Nonnegative Partial Sum

The number of sequences with Nonnegative partial sums which can be formed from $n$ 1s and $n$ $-1$s (Bailey 1996, Brualdi 1992) is given by the Catalan Numbers. Bailey (1996) gives the number of Nonnegative partial sums of $n$ 1s and $k$ $-1$s $a_1$, $a_2$, ..., $a_{n+k}$, so that

$$a_1+a_2+\ldots+a_i\geq 0$$ (1)

for all $1\leq i\leq n+k$. The closed form expression is

$$\left\{\matrix{n\cr 0\cr}\right\}=1$$ (2)

for $n\geq 0$,

$$\left\{\matrix{n\cr 1\cr}\right\}=n$$ (3)

for $n\geq 1$, and

$$\left\{\matrix{n\cr k\cr}\right\}={(n+1-k)(n+2)(n+3)\cdots(n+k)\over k!},$$ (4)
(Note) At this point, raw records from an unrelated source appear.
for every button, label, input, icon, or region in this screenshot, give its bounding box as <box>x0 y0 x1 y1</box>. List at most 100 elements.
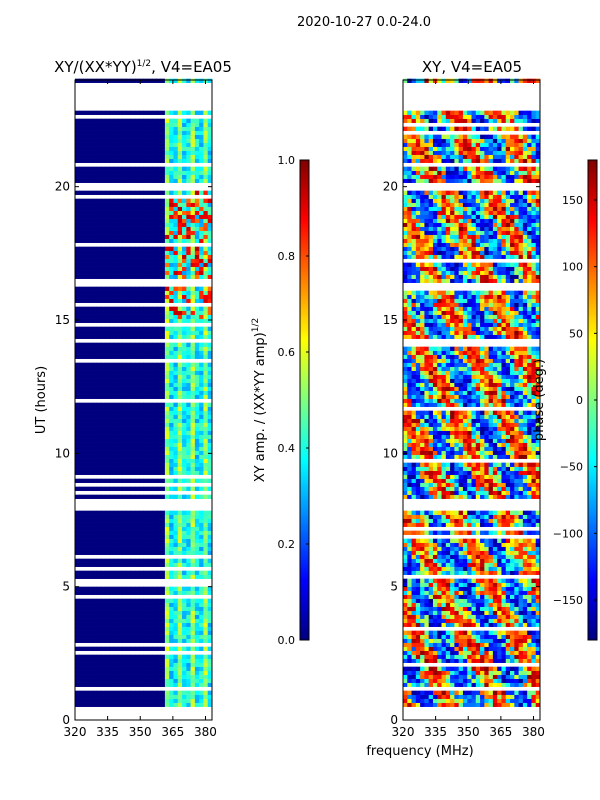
heatmap-row <box>75 382 213 387</box>
heatmap-row <box>403 278 541 283</box>
heatmap-row <box>403 682 541 687</box>
x-tick-label: 350 <box>129 725 152 739</box>
heatmap-row <box>75 658 213 663</box>
heatmap-row <box>75 390 213 395</box>
phase-panel: XY, V4=EA05 320 335 350 365 380 0 5 10 15 20 <box>383 58 545 739</box>
heatmap-row <box>403 634 541 639</box>
phase-panel-title: XY, V4=EA05 <box>422 58 522 76</box>
heatmap-row <box>403 510 541 515</box>
heatmap-row <box>403 530 541 535</box>
heatmap-row <box>403 326 541 331</box>
heatmap-row <box>75 406 213 411</box>
heatmap-row <box>75 202 213 207</box>
heatmap-row <box>75 634 213 639</box>
x-tick-label: 335 <box>96 725 119 739</box>
heatmap-row <box>403 578 541 583</box>
heatmap-row <box>403 218 541 223</box>
heatmap-row <box>403 630 541 635</box>
heatmap-row <box>403 118 541 123</box>
heatmap-row <box>403 154 541 159</box>
heatmap-row <box>403 234 541 239</box>
heatmap-row <box>75 618 213 623</box>
heatmap-row <box>403 382 541 387</box>
heatmap-row <box>75 654 213 659</box>
heatmap-row <box>403 230 541 235</box>
heatmap-row <box>75 626 213 631</box>
heatmap-row <box>403 386 541 391</box>
x-tick-label: 380 <box>194 725 217 739</box>
heatmap-row <box>75 698 213 703</box>
heatmap-row <box>403 698 541 703</box>
heatmap-row <box>403 618 541 623</box>
heatmap-row <box>75 126 213 131</box>
heatmap-row <box>403 178 541 183</box>
heatmap-row <box>403 638 541 643</box>
heatmap-row <box>403 270 541 275</box>
heatmap-row <box>75 262 213 267</box>
heatmap-row <box>403 318 541 323</box>
heatmap-row <box>403 314 541 319</box>
heatmap-row <box>75 694 213 699</box>
heatmap-row <box>75 222 213 227</box>
x-tick-label: 380 <box>522 725 545 739</box>
colorbar-tick-label: 0.8 <box>278 250 296 263</box>
y-tick-label: 5 <box>62 580 70 594</box>
heatmap-row <box>75 362 213 367</box>
amp-colorbar-gradient <box>299 159 310 641</box>
heatmap-row <box>403 206 541 211</box>
heatmap-row <box>75 570 213 575</box>
heatmap-row <box>403 514 541 519</box>
heatmap-row <box>403 402 541 407</box>
heatmap-row <box>403 226 541 231</box>
x-tick-label: 350 <box>457 725 480 739</box>
heatmap-row <box>403 562 541 567</box>
heatmap-row <box>403 150 541 155</box>
heatmap-row <box>403 550 541 555</box>
heatmap-row <box>75 138 213 143</box>
heatmap-row <box>403 582 541 587</box>
heatmap-row <box>403 522 541 527</box>
heatmap-row <box>75 434 213 439</box>
heatmap-row <box>75 466 213 471</box>
heatmap-row <box>403 334 541 339</box>
heatmap-row <box>403 330 541 335</box>
heatmap-row <box>75 518 213 523</box>
heatmap-row <box>403 418 541 423</box>
heatmap-row <box>403 210 541 215</box>
heatmap-row <box>403 486 541 491</box>
heatmap-row <box>403 126 541 131</box>
heatmap-row <box>403 422 541 427</box>
heatmap-row <box>403 646 541 651</box>
x-tick-label: 320 <box>64 725 87 739</box>
heatmap-row <box>403 558 541 563</box>
heatmap-row <box>403 570 541 575</box>
colorbar-tick-label: −100 <box>553 527 583 540</box>
heatmap-row <box>403 654 541 659</box>
heatmap-row <box>403 466 541 471</box>
heatmap-row <box>403 362 541 367</box>
heatmap-row <box>75 374 213 379</box>
heatmap-row <box>403 294 541 299</box>
heatmap-row <box>75 586 213 591</box>
heatmap-row <box>75 602 213 607</box>
heatmap-row <box>75 166 213 171</box>
heatmap-row <box>75 366 213 371</box>
heatmap-row <box>403 554 541 559</box>
amp-panel-title: XY/(XX*YY)1/2, V4=EA05 <box>54 58 232 76</box>
heatmap-row <box>75 674 213 679</box>
heatmap-row <box>75 258 213 263</box>
heatmap-row <box>75 370 213 375</box>
heatmap-row <box>75 318 213 323</box>
heatmap-row <box>403 598 541 603</box>
heatmap-row <box>75 458 213 463</box>
heatmap-row <box>403 242 541 247</box>
heatmap-row <box>403 306 541 311</box>
heatmap-row <box>403 78 541 83</box>
amp-heatmap <box>75 78 213 707</box>
y-tick-label: 15 <box>383 313 398 327</box>
heatmap-row <box>75 218 213 223</box>
heatmap-row <box>403 410 541 415</box>
heatmap-row <box>75 646 213 651</box>
colorbar-tick-label: −150 <box>553 594 583 607</box>
heatmap-row <box>403 690 541 695</box>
for $n\geq k\geq 2$. Setting $k=n$ then recovers the Catalan Numbers

$$C_n=\left\{\matrix{n\cr n\cr}\right\}={1\over n+1}{2n\choose n}.$$ (5)

See also Catalan Number

References

Bailey, D. F. ``Counting Arrangements of 1's and $-1$'s.'' Math. Mag. 69, 128-131, 1996.

Brualdi, R. A. Introductory Combinatorics, 2nd ed. New York: Elsevier, 1992.